Friday, 13 January 2017

Motivations...or reasons to behave

I wittered on a day or two ago about wanting to have a good food day, then promptly ate chocolate covered fudge with my morning coffee (so much for caffeine killing my sugar craving) and then went out for dinner with TMM. On the up side though, I tracked it all, chose a lighter option than I might otherwise have done, pre-weight loss, at the restaurant, and know exactly how much my calories are over by. It's all good. I'll just have to keep telling myself that when I step on the scales on Sunday.

Other than the usual reasons for not wanting to gain weight again, i.e don't want to have to go through this process again, and I have family and friends who will encourage me to stay on the right track, I've been thinking of additional motivations, things to keep in mind when I want to eat overly calorific, empty in nutrition, "non-food."
  • New Under Armour top. Looks great. Want to keep it that way. This goes for all the lovely new stuff that I have and adore wearing. How gutted would I be if I got too big for them all ??? 
  • Party on 11th Feb. It's a month away. I could have lost anything from two pound to being at goal if I work at it! 
  • Hearing lovely compliments at work from customers who haven't seen me for a while. It happened yesterday and it made me feel great all day.
  • This is a bit of a weird one, and might make me sound a bit odd. At the risk of coming across as obsessive, or even anorexic, I love my collar bone. I really like that I can see it, and when I touch it, it's not covered with fat. Don't get me wrong, I've no desire to be a skeleton, but I love my clavicle. I'm becoming reacquainted with my ribs too, but my clavicle is my favourite :-)
Yesterday was another day of really struggling to stay away from shitty food. I ate some sugar free wine gums, and just about managed to come in on target, having (again) eaten nearly all my exercise calories.
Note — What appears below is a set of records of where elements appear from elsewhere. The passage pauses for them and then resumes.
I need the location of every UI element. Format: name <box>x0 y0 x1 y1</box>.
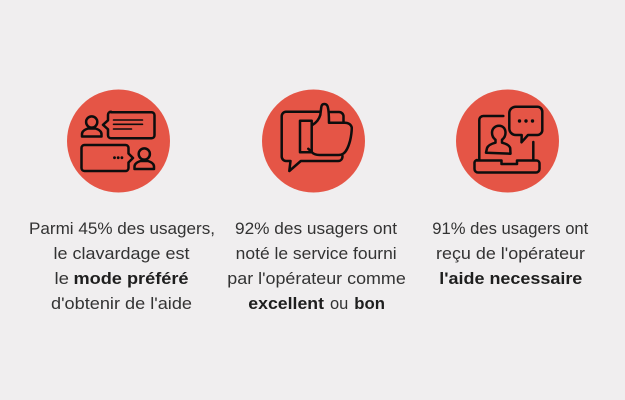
text: help received: l'aide necessaire <box>439 270 582 288</box>
text: service rating: bon <box>354 295 385 313</box>
text: service rating: 92% des usagers ont <box>235 220 397 238</box>
panel: help received <box>432 90 589 288</box>
text: chat preference: mode préféré <box>74 270 188 288</box>
text: chat preference: Parmi 45% des usagers, <box>29 220 215 238</box>
text: help received <box>432 220 589 288</box>
text: chat preference: le <box>54 270 69 288</box>
icon: laptop with operator and speech bubble <box>456 90 559 192</box>
text: service rating: excellent <box>248 295 325 313</box>
text: chat preference <box>29 220 215 313</box>
panel: service rating <box>227 90 406 313</box>
text: service rating: noté le service fourni <box>236 245 397 263</box>
icon: chat between two people <box>67 90 170 192</box>
text: service rating: par l'opérateur comme <box>227 270 406 288</box>
text: chat preference: d'obtenir de l'aide <box>51 295 192 313</box>
text: help received: 91% des usagers ont <box>432 220 589 238</box>
panel: chat preference <box>29 90 215 313</box>
text: help received: reçu de l'opérateur <box>436 245 586 263</box>
text: chat preference: le clavardage est <box>54 245 190 263</box>
icon: thumbs up in speech bubble <box>262 90 365 192</box>
text: service rating: ou <box>330 295 348 313</box>
text: service rating <box>227 220 406 313</box>
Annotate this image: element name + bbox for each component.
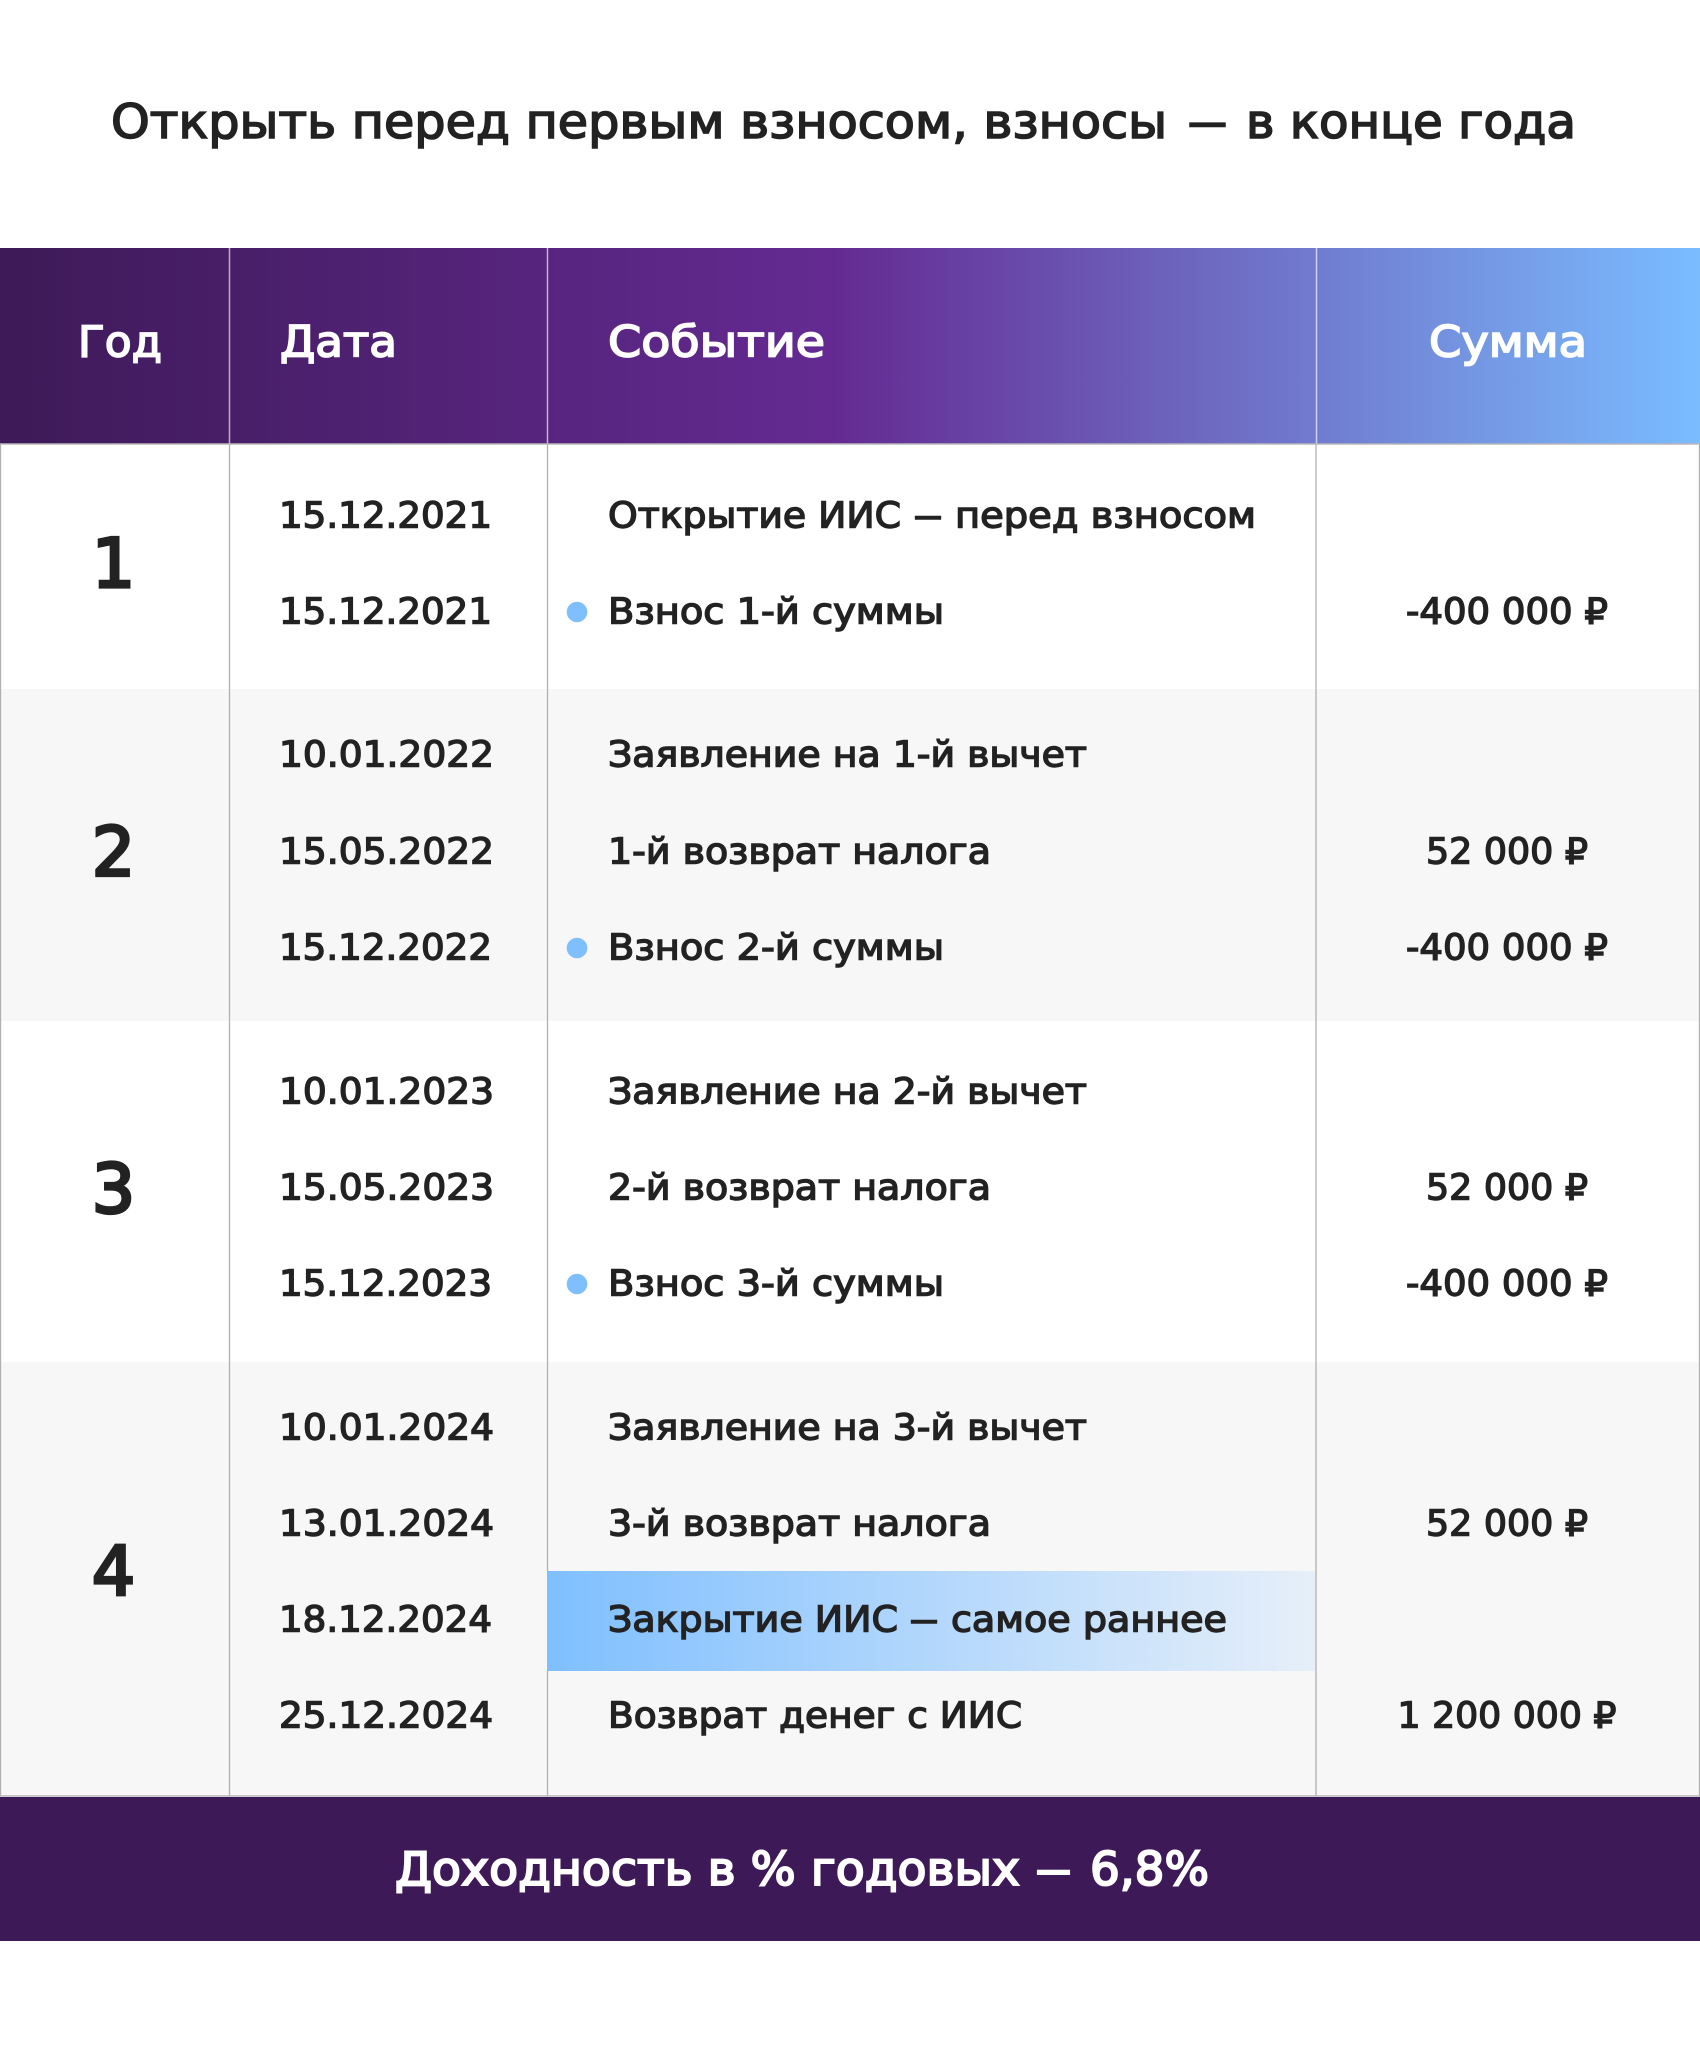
amount: 52 000 ₽ [1426,832,1588,872]
event: самое раннее [951,1600,1227,1640]
amount: 52 000 ₽ [1426,1168,1588,1208]
event: Возврат денег с ИИС [608,1696,1022,1736]
heading: year: Год [78,318,162,368]
amount: 1 200 000 ₽ [1398,1696,1616,1736]
icon: contribution dot [567,1274,587,1294]
event: 3-й возврат налога [608,1504,991,1544]
date: 25.12.2024 [279,1696,493,1736]
event: Закрытие ИИС [608,1600,898,1640]
date: 10.01.2024 [279,1408,494,1448]
date: 15.05.2022 [279,832,494,872]
event: 2-й возврат налога [608,1168,991,1208]
year number 2: 2 [92,814,135,892]
event: перед взносом [955,496,1256,536]
title: — [1188,95,1227,150]
icon: contribution dot [567,938,587,958]
footer bar [0,1797,1700,1941]
row: year 1 [92,496,1608,632]
event: 1-й возврат налога [608,832,991,872]
heading: event: Событие [608,318,825,368]
event [608,496,1256,536]
amount: -400 000 ₽ [1406,1264,1608,1304]
date: 15.12.2023 [279,1264,492,1304]
event [608,1600,1227,1640]
event: Взнос 2-й суммы [608,928,944,968]
heading: amount: Сумма [1429,318,1587,368]
event: Заявление на 3-й вычет [608,1408,1087,1448]
date: 13.01.2024 [279,1504,494,1544]
amount: 52 000 ₽ [1426,1504,1588,1544]
icon: contribution dot [567,602,587,622]
date: 18.12.2024 [279,1600,492,1640]
title [111,95,1576,150]
event: Заявление на 2-й вычет [608,1072,1087,1112]
year number 3: 3 [92,1150,135,1230]
year number 4: 4 [92,1532,135,1612]
date: 15.12.2021 [279,592,492,632]
year number 1: 1 [92,525,135,604]
row backgrounds [0,689,1700,1796]
title: Открыть перед первым взносом, взносы [111,95,1167,150]
footer text: — [1036,1842,1071,1896]
event: — [910,1600,938,1640]
footer text: Доходность в % годовых [395,1842,1020,1896]
event: Взнос 1-й суммы [608,592,944,632]
event: Заявление на 1-й вычет [608,734,1087,776]
row: year 2 [92,734,1608,968]
date: 10.01.2023 [279,1072,494,1112]
date: 10.01.2022 [279,734,494,776]
row: year 4 [92,1408,1616,1736]
date: 15.12.2022 [279,928,492,968]
date: 15.05.2023 [279,1168,494,1208]
table header [0,248,1700,444]
heading: date: Дата [280,318,397,368]
title: в конце года [1246,95,1576,150]
date: 15.12.2021 [279,496,492,536]
event: — [914,496,942,536]
footer text: 6,8% [1090,1842,1209,1896]
amount: -400 000 ₽ [1406,928,1608,968]
highlight: closing the account [547,1571,1315,1671]
row: year 3 [92,1072,1608,1304]
event: Взнос 3-й суммы [608,1264,944,1304]
event: Открытие ИИС [608,496,901,536]
amount: -400 000 ₽ [1406,592,1608,632]
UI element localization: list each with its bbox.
But it was pointed out to me, by people much nicer to me than I am to myself, and cleverer (is that even grammatically correct?) too, that it's bloomin' cold at the mo, so maybe my body needs the fuel. I'm definitely feeling the cold a lot more this Winter than it was last year.

And so today? My desire to eat all round me has gone. I am feeling perfectly in control. I had a breakfast of three eggs, scrambled in the microwave, after my run, and had my "Yogi coffee" (a teaspoon of coconut oil, a teaspoon of cinnamon and a mug of black coffee) and I have some raw veg for lunch, waiting in my desk drawer. All thought of every "naughty" food has disappeared. Today, I'm on a roll. Even my run was good, though it was very cold, and I got up extra early to do a few extra km.